Friday, July 18, 2008
There's a Starbucks backlash goin' on and it's not fair.
Yes, Starbucks are absurdly ubiquitous, they have overexpanded, and now they're going to pay the price. The creative destruction of the market is at work. But we should remember some key facts and be grateful.
First, remember what coffee was like before Starbucks. Some of you (though I doubt it, with the readership of this blog) may have cut your teeth on micro-roasted craft coffee shipped straight from Kona or that African critter's butt to your grinding burr in Seattle. But most of us drank the usual American swill to be found in law firm coffee rooms and frat house kitchens. Akk. Dreadful stuff and I know because I drank enough of it. "I just made it" meant it had been sitting there getting foul for less than an hour. "It's OK" meant you could drink and not die immediately. I grew up in a house where my Mom drank 20 cups of coffee a day, not one of them not worth forgetting until, you guessed it, Starbucks came along and taught people about coffee the way everybody discovered wine in the 1970s. So yes, Starbucks is not as good as
PetePeet's. Well, excuse me while I play the grand piano. No it isn't. But the point is, it's not Maxwell House.

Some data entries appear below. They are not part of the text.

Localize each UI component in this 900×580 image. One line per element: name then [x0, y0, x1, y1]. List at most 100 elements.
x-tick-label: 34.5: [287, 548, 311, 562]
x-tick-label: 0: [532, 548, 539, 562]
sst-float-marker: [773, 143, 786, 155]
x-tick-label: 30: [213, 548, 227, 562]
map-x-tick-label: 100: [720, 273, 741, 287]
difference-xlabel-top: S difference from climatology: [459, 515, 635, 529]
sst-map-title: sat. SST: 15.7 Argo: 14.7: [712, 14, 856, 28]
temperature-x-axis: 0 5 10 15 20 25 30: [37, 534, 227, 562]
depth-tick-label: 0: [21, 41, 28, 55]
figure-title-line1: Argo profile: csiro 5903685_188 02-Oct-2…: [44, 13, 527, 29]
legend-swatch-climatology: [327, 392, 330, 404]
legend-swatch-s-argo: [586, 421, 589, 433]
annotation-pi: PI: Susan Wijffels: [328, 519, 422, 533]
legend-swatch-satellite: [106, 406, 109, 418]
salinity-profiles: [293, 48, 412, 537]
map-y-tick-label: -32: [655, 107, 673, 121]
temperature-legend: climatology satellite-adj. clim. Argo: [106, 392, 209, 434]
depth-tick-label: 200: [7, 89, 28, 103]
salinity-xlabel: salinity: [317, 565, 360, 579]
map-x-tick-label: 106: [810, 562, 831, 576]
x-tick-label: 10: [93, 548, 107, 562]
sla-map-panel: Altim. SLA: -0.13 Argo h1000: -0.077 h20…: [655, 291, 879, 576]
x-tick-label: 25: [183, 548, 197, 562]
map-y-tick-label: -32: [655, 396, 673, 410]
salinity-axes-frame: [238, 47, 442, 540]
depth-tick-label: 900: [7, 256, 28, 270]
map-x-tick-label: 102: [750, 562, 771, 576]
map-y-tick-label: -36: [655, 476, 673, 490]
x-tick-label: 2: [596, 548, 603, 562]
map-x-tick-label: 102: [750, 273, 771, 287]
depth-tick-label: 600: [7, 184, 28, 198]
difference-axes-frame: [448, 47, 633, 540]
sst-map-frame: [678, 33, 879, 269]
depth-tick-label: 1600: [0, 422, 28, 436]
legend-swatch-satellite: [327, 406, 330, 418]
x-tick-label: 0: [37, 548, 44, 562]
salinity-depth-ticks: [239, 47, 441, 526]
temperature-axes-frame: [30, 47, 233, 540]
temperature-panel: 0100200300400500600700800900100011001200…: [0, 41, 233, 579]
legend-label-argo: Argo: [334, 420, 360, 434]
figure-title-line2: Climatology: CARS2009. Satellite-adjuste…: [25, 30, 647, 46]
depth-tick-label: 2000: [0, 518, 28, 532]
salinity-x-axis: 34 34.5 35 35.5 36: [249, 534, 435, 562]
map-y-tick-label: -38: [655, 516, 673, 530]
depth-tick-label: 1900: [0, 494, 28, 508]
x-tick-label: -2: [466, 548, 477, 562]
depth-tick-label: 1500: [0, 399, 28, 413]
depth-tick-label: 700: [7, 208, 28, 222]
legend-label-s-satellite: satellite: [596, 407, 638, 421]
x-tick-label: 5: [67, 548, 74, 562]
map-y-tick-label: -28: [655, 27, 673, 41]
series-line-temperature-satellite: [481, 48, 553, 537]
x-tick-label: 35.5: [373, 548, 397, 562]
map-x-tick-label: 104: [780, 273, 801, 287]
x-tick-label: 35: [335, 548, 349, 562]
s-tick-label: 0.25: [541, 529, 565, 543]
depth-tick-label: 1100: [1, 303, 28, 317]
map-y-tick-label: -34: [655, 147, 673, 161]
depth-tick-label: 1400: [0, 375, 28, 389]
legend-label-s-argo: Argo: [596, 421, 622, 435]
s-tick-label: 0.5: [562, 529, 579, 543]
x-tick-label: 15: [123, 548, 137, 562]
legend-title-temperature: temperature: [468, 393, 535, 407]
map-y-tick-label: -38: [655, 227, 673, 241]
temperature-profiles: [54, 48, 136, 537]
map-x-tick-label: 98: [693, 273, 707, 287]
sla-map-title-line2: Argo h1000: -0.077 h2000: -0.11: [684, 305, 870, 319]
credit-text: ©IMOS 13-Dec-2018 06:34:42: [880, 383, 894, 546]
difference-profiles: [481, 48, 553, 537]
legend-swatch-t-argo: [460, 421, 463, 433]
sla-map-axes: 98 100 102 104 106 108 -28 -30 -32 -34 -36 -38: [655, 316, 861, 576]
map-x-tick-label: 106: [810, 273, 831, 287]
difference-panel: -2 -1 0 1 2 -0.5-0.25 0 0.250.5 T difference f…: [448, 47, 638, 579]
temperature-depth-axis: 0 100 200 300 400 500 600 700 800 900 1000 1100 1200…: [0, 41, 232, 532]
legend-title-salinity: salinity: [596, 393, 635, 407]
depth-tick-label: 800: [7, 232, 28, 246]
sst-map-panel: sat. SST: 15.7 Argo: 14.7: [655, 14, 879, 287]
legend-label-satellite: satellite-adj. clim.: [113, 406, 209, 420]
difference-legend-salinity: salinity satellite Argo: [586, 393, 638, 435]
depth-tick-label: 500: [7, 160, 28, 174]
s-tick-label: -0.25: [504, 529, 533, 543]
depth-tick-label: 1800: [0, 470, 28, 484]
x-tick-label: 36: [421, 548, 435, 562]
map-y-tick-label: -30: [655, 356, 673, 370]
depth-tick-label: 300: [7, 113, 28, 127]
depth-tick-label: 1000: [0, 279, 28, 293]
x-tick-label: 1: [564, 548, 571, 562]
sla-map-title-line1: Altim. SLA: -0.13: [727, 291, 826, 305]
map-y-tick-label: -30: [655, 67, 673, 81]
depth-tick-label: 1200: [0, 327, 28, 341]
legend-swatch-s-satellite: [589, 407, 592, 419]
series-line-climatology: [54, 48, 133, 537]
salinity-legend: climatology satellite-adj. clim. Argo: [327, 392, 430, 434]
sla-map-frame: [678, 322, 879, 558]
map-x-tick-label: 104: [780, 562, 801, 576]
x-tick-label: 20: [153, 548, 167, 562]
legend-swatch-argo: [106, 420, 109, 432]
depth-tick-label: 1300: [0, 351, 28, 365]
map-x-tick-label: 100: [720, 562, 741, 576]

Then there is the whole concept of espresso. It's not the same thing, but I discovered good coffee in New Orleans, I think when I went there for my brother's graduation from Tulane Law School. I was never able to recreate it precisely but I tried, scalding milk and using New Orleans style coffee with chicory. Espresso is a similar deal. You get more of the good stuff out of the bean and less of the bad. Americans discovered coffee did not have to taste like year old battery acid. They began to explore. In many instances this led to vice, such as caramel mocha fraps and chai tea in any form. But this is inevitable. There will always be those who take a good thing too far.
A common meme is this idea that Starbucks is a hotbed of elitism in the bosom of no nonsense, egalitarian America, as opposed to good ol' Dunkin Donuts. This is a lie. Maybe people who live in La Jolla or Coral Gables get sick of elitism, but for the vast majority of us who live out in the great long tail of American mediocrity, a place that has pretensions to upper middle class culture, however transparently self serving and delusional, is more than welcome. The Starbucks I go to is next to a Burger King, a muffler shop, a Chaldean hooka joint, a dirt cheap barber shop you could clear out instantly by shouting "La Migra!" and some sort of store front holy rolling student ministry. On a typical 102 in the shade summer day, with the 18 wheelers rolling by on their way to El Cajon, I can do with the AC blasting and some gal crooning about whatever is troubling her sensitive soul at that moment. It may not be America. I live in America and I want a place I can get away from it for 45 minutes and pretend I'm in Portland or wherever. Dunkin' Donuts is just more of the same. You go into Starbucks, buy the New York Times, listen to jazz, drink your latte, and for a little while, you experience a kind of relief. If you are worried that it's not authentic, then you really do have a problem.
So lay off Starbucks. America needs a big phony retreat from reality into a smug liberal fantasy land, where everything is hip and cool and the coffee is not OMG can you taste the nuttiness in the finish, but not half bad, which is a lot better than most places can manage. A place where nobody knows your name.
HERE'S the Starbucks closure list. San Diego is being hit pretty hard, but I don't see any on mine listed.
SAVE OUR STARBUCKS in the WSJ.
WELCOME Daily Dish readers. Could one of you please tell Andrew it's Tom Smith, not Tim Smith. I know you may think there's not much difference, but when you go through life with a name like Tom Smith, every letter counts. My wife actually changed her name to Smith after we were married but then changed it back to her (frankly, somewhat funny sounding) Austrian name because she said she "felt so, so, anonymous . . . " Just a slightly sensitive point is all. But, thanks for the link. Also, I think of myself as a libertarian, not a conservative. I just happen to exercise my liberty to be mostly conservative, but I think everyone should be free to choose whatever lifestyle they want, however much I may envy it.